18 Dezember 2020

Treppen einer Ausstellung

Aus der Serie »Traumgeschichten«

Schwungvoll bog ich in die Uferstraße ein. Links von mir glitzerte der Bodensee, rechts von mir erhoben sich große Bürgerhäuser. Wie ich mit meinem Fahrrad in die Stadt am See gekommen war, wusste ich in diesem Augenblick gar nicht, aber es wunderte mich auch nicht.

Es waren keine Menschen auf der Straße unterwegs, es ging ein frischer Wind. Ich trug einen dünnen Pullover über meinem T-Shirt. Vorsichtig fuhr ich über das Kopfsteinpflaster der kleinen Stadt. Der See hatte ein wenig Hochwasser, das über das Pflaster schwappte.

Als ich rechts von mir das Schaufenster einer Kunsthandlung sah, hielt ich neugierig an. »Neue Ausstellung« versprach es, »ungewöhnliche Eindrücke« und »wir laden Sie ein«. Das ließ ich mir nicht zweimal sagen.

Ich hob mein Rad auf die rechte Schulter und betrat so das Ladengeschäft. Hinter dem Schaufenster kam nur ein schmaler Raum, an dessen Ende eine Treppe nach unten führte. Hinter einem Tresen stand eine junge Frau mit schwarzen Haaren, die mir stumm den Weg zur Treppe wies.

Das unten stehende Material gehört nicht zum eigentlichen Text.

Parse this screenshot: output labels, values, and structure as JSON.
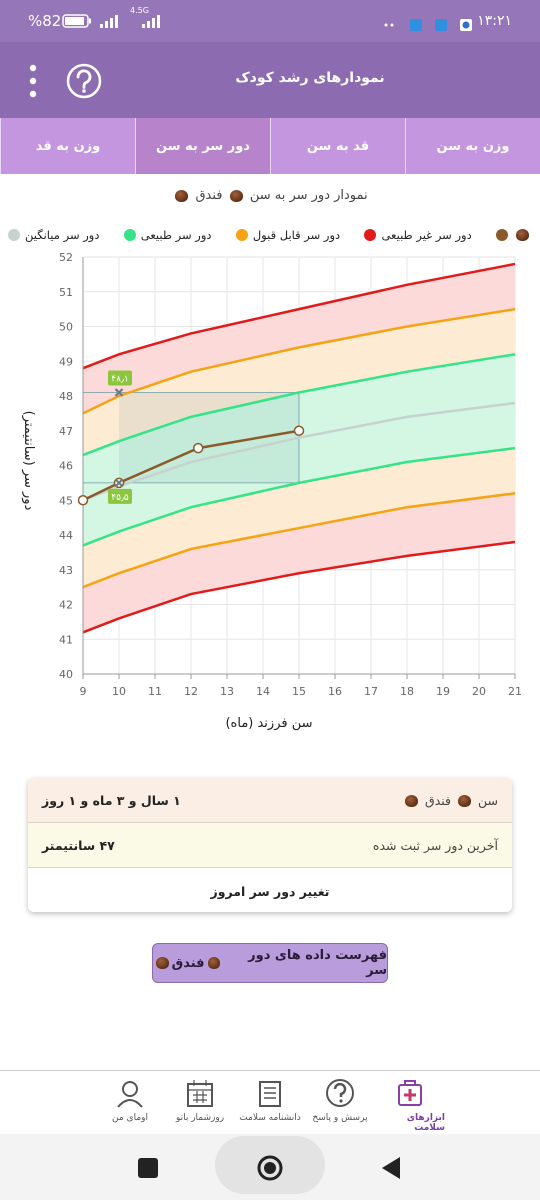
{
  "status_bar": {
    "time": "۱۳:۲۱",
    "battery": "%82",
    "network": "4.5G"
  },
  "header": {
    "title": "نمودارهای رشد کودک"
  },
  "tabs": [
    "وزن به سن",
    "قد به سن",
    "دور سر به سن",
    "وزن به قد"
  ],
  "active_tab": 2,
  "child_name": "فندق",
  "chart_data": {
    "type": "line",
    "title": "نمودار دور سر به سن",
    "x_label": "سن فرزند (ماه)",
    "y_label": "دور سر (سانتیمتر)",
    "x": [
      9,
      10,
      12,
      15,
      18,
      21
    ],
    "series": [
      {
        "color": "#8b5a2b",
        "x": [
          9,
          10,
          12.2,
          15
        ],
        "values": [
          45,
          45.5,
          46.5,
          47
        ]
      },
      {
        "name": "دور سر غیر طبیعی",
        "color": "#e01b1b",
        "fill": "#fddada",
        "upper": [
          48.8,
          49.2,
          49.8,
          50.5,
          51.2,
          51.8
        ],
        "lower": [
          41.2,
          41.6,
          42.3,
          42.9,
          43.4,
          43.8
        ]
      },
      {
        "name": "دور سر قابل قبول",
        "color": "#f4a313",
        "fill": "#fdebd3",
        "upper": [
          47.5,
          48.0,
          48.7,
          49.4,
          50.0,
          50.5
        ],
        "lower": [
          42.5,
          42.9,
          43.6,
          44.2,
          44.8,
          45.2
        ]
      },
      {
        "name": "دور سر طبیعی",
        "color": "#35e388",
        "fill": "#d3f7e2",
        "upper": [
          46.3,
          46.7,
          47.4,
          48.1,
          48.7,
          49.2
        ],
        "lower": [
          43.7,
          44.1,
          44.8,
          45.5,
          46.1,
          46.5
        ]
      },
      {
        "name": "دور سر میانگین",
        "color": "#c6d3cd",
        "values": [
          45.0,
          45.4,
          46.1,
          46.8,
          47.4,
          47.8
        ]
      }
    ],
    "xlim": [
      9,
      21
    ],
    "ylim": [
      40,
      52
    ],
    "xticks": [
      9,
      10,
      11,
      12,
      13,
      14,
      15,
      16,
      17,
      18,
      19,
      20,
      21
    ],
    "yticks": [
      40,
      41,
      42,
      43,
      44,
      45,
      46,
      47,
      48,
      49,
      50,
      51,
      52
    ],
    "grid": true,
    "annotations": [
      {
        "x": 10,
        "y": 48.1,
        "label": "۴۸٫۱"
      },
      {
        "x": 10,
        "y": 45.5,
        "label": "۴۵٫۵"
      }
    ],
    "highlight": {
      "x": [
        10,
        15
      ],
      "y": [
        45.5,
        48.1
      ]
    }
  },
  "card": {
    "rows": [
      {
        "label": "سن",
        "value": "۱ سال و ۳ ماه و ۱ روز"
      },
      {
        "label": "آخرین دور سر ثبت شده",
        "value": "۴۷ سانتیمتر"
      }
    ],
    "action": "تغییر دور سر امروز"
  },
  "button": "فهرست داده های دور سر",
  "bottom_nav": {
    "items": [
      "ابزارهای سلامت",
      "پرسش و پاسخ",
      "دانشنامه سلامت",
      "روزشمار بانو",
      "اومای من"
    ],
    "active": 0
  }
}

Ich nickte und ging weiter, immer noch das Fahrrad auf meiner Schulter. Die Treppe führte hinunter in einen saalartigen Raum, gut ein Dutzend Meter hoch. Sie schien sich frei in den Raum zu drehen, und jede Stufe für sich war eine Steinplatte, die bemalt oder mit einem Relifef bedeckt war. Eine Treppe aus Kunstwerken, jedes für sich ein Unikat. Bei jedem Schritt staunte ich.

Als ich unten ankam, nahm ich mein Rad von der Schulter und wollte es schieben. Ein Mann in schwarzer Kleidung, die aussah wie eine großzügig geschnittene Uniform eilte auf mich zu. »Leider kein Zutritt mit Fahrrad«, sagte er.

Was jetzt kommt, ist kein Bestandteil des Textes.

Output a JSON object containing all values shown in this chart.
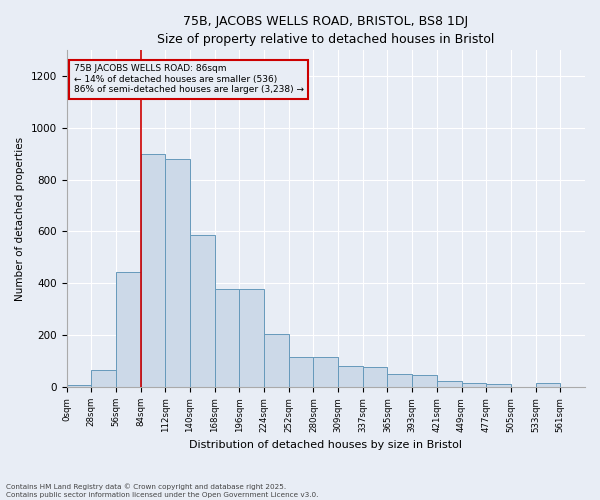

Ich sah es ein und stellte mein Rad in einem Flur ab, der offensichtlich ins Freie führte. Dann betrachtete ich die Ausstellung. Überall hingen riesige Lampen von der Decke, aus Metall gefertigt und mit Buntglas »ausgefüllt«. Ein Mann reichte mir einen Kaffee, ich trank ihn.

Nach einiger Zeit reichte es mir. Ich stellte die leere Tasse ab und ging zu meinem Rad, schob es den Flur entlang. Eine Frau, ein Mann und ein Teenager-Mädchen – offenbar eine kleine Familie – stand neben einer Garderobe. Kichernd probierten sie verschiedene Mund-Nase-Masken aus. Ich nickte ihnen zu und ging weiter.

Als ich ins Freie trat, bemerkte ich, dass ich unter dem Wasserspiegel des Sees stand. Mir fiel ein, dass ich ja eine Treppe hinuntergegangen war. Hinter mir war die Tür des Gebäudes, neben mir ragte eine Glaswand gut zehn Meter in die Höhe. Dahinter bewegte sich das Wasser des Bodensees.

Das fand ich gruselig. Ich wachte auf.